Re: why not parallel seq scan for slow functions

From: Jeff Janes <jeff(dot)janes(at)gmail(dot)com>
To: Amit Kapila <amit(dot)kapila16(at)gmail(dot)com>
Cc: Dilip Kumar <dilipbalaut(at)gmail(dot)com>, pgsql-hackers <pgsql-hackers(at)postgresql(dot)org>
Subject: Re: why not parallel seq scan for slow functions
Date: 2017-08-02 17:42:40
Message-ID: CAMkU=1ymvFbTCYFgzj45_EMzBg=ddQ_m2j3cObzU=vywqttf-A@mail.gmail.com
Views: Raw Message | Whole Thread | Download mbox | Resend email
Thread:
Lists: pgsql-hackers

On Wed, Jul 12, 2017 at 7:08 PM, Amit Kapila <amit(dot)kapila16(at)gmail(dot)com>
wrote:

> On Wed, Jul 12, 2017 at 11:20 PM, Jeff Janes <jeff(dot)janes(at)gmail(dot)com> wrote:
> > On Tue, Jul 11, 2017 at 10:25 PM, Amit Kapila <amit(dot)kapila16(at)gmail(dot)com>
> > wrote:
> >>
> >> On Wed, Jul 12, 2017 at 1:50 AM, Jeff Janes <jeff(dot)janes(at)gmail(dot)com>
> wrote:
> >> > On Mon, Jul 10, 2017 at 9:51 PM, Dilip Kumar <dilipbalaut(at)gmail(dot)com>
> >> > wrote:
> >> >>
> >> >> So because of this high projection cost the seqpath and parallel path
> >> >> both have fuzzily same cost but seqpath is winning because it's
> >> >> parallel safe.
> >> >
> >> >
> >> > I think you are correct.
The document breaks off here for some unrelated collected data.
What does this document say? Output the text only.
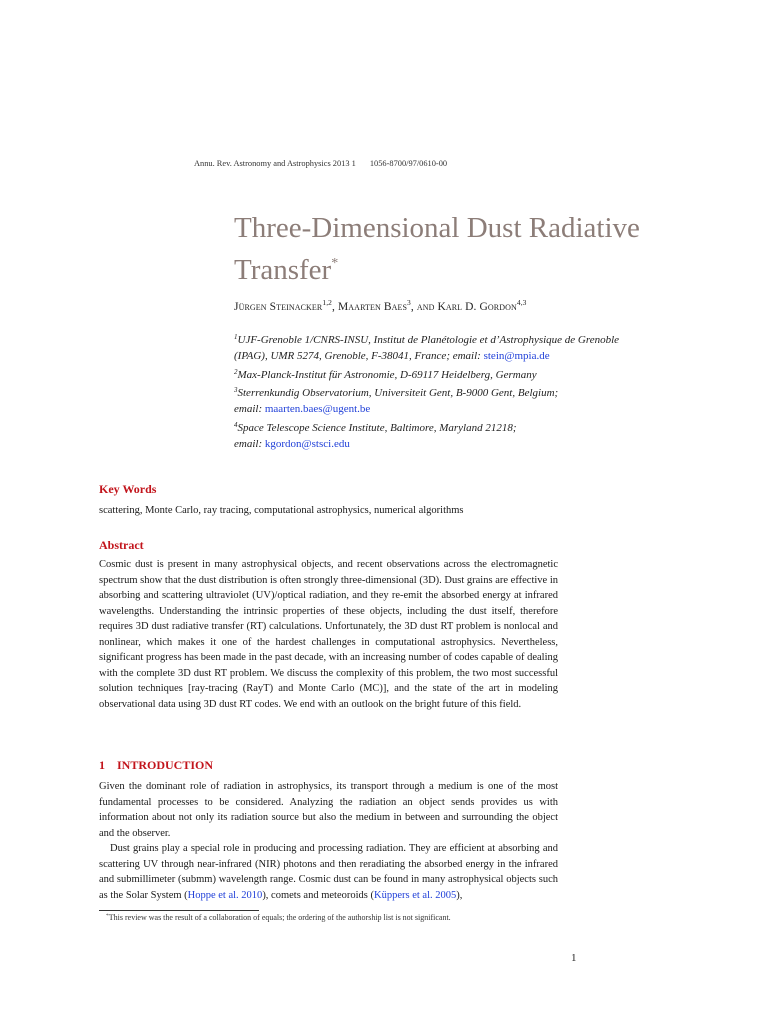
Annu. Rev. Astronomy and Astrophysics 2013 1 1056-8700/97/0610-00
Three-Dimensional Dust Radiative Transfer*
Jürgen Steinacker$^{1,2}$, Maarten Baes$^3$, and Karl D. Gordon$^{4,3}$
$^1$UJF-Grenoble 1/CNRS-INSU, Institut de Planétologie et d’Astrophysique de Grenoble (IPAG), UMR 5274, Grenoble, F-38041, France; email: stein@mpia.de
$^2$Max-Planck-Institut für Astronomie, D-69117 Heidelberg, Germany
$^3$Sterrenkundig Observatorium, Universiteit Gent, B-9000 Gent, Belgium;
email: maarten.baes@ugent.be
$^4$Space Telescope Science Institute, Baltimore, Maryland 21218;
email: kgordon@stsci.edu
Key Words
scattering, Monte Carlo, ray tracing, computational astrophysics, numerical algorithms
Abstract
Cosmic dust is present in many astrophysical objects, and recent observations across the electromagnetic spectrum show that the dust distribution is often strongly three-dimensional (3D). Dust grains are effective in absorbing and scattering ultraviolet (UV)/optical radiation, and they re-emit the absorbed energy at infrared wavelengths. Understanding the intrinsic properties of these objects, including the dust itself, therefore requires 3D dust radiative transfer (RT) calculations. Unfortunately, the 3D dust RT problem is nonlocal and nonlinear, which makes it one of the hardest challenges in computational astrophysics. Nevertheless, significant progress has been made in the past decade, with an increasing number of codes capable of dealing with the complete 3D dust RT problem. We discuss the complexity of this problem, the two most successful solution techniques [ray-tracing (RayT) and Monte Carlo (MC)], and the state of the art in modeling observational data using 3D dust RT codes. We end with an outlook on the bright future of this field.
1 INTRODUCTION
Given the dominant role of radiation in astrophysics, its transport through a medium is one of the most fundamental processes to be considered. Analyzing the radiation an object sends provides us with information about not only its radiation source but also the medium in between and surrounding the object and the observer.
Dust grains play a special role in producing and processing radiation. They are efficient at absorbing and scattering UV through near-infrared (NIR) photons and then reradiating the absorbed energy in the infrared and submillimeter (submm) wavelength range. Cosmic dust can be found in many astrophysical objects such as the Solar System (Hoppe et al. 2010), comets and meteoroids (Küppers et al. 2005),
*This review was the result of a collaboration of equals; the ordering of the authorship list is not significant.
1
However, unless parallel_tuple_cost is set
> >> > very
> >> > low, apply_projection_to_path never gets called with the Gather path
> as
> >> > an
> >> > argument. It gets ruled out at some earlier stage, presumably because
> >> > it
> >> > assumes the projection step cannot make it win if it is already behind
> >> > by
> >> > enough.
> >> >
> >>
> >> I think that is genuine because tuple communication cost is very high.
> >
> >
> > Sorry, I don't know which you think is genuine, the early pruning or my
> > complaint about the early pruning.
> >
>
> Early pruning. See, currently, we don't have a way to maintain both
> parallel and non-parallel paths till later stage and then decide which
> one is better. If we want to maintain both parallel and non-parallel
> paths, it can increase planning cost substantially in the case of
> joins. Now, surely it can have benefit in many cases, so it is a
> worthwhile direction to pursue.
>

If I understand it correctly, we have a way, it just can lead to
exponential explosion problem, so we are afraid to use it, correct? If I
just lobotomize the path domination code (make pathnode.c line 466 always
test false)

if (JJ_all_paths==0 && costcmp != COSTS_DIFFERENT)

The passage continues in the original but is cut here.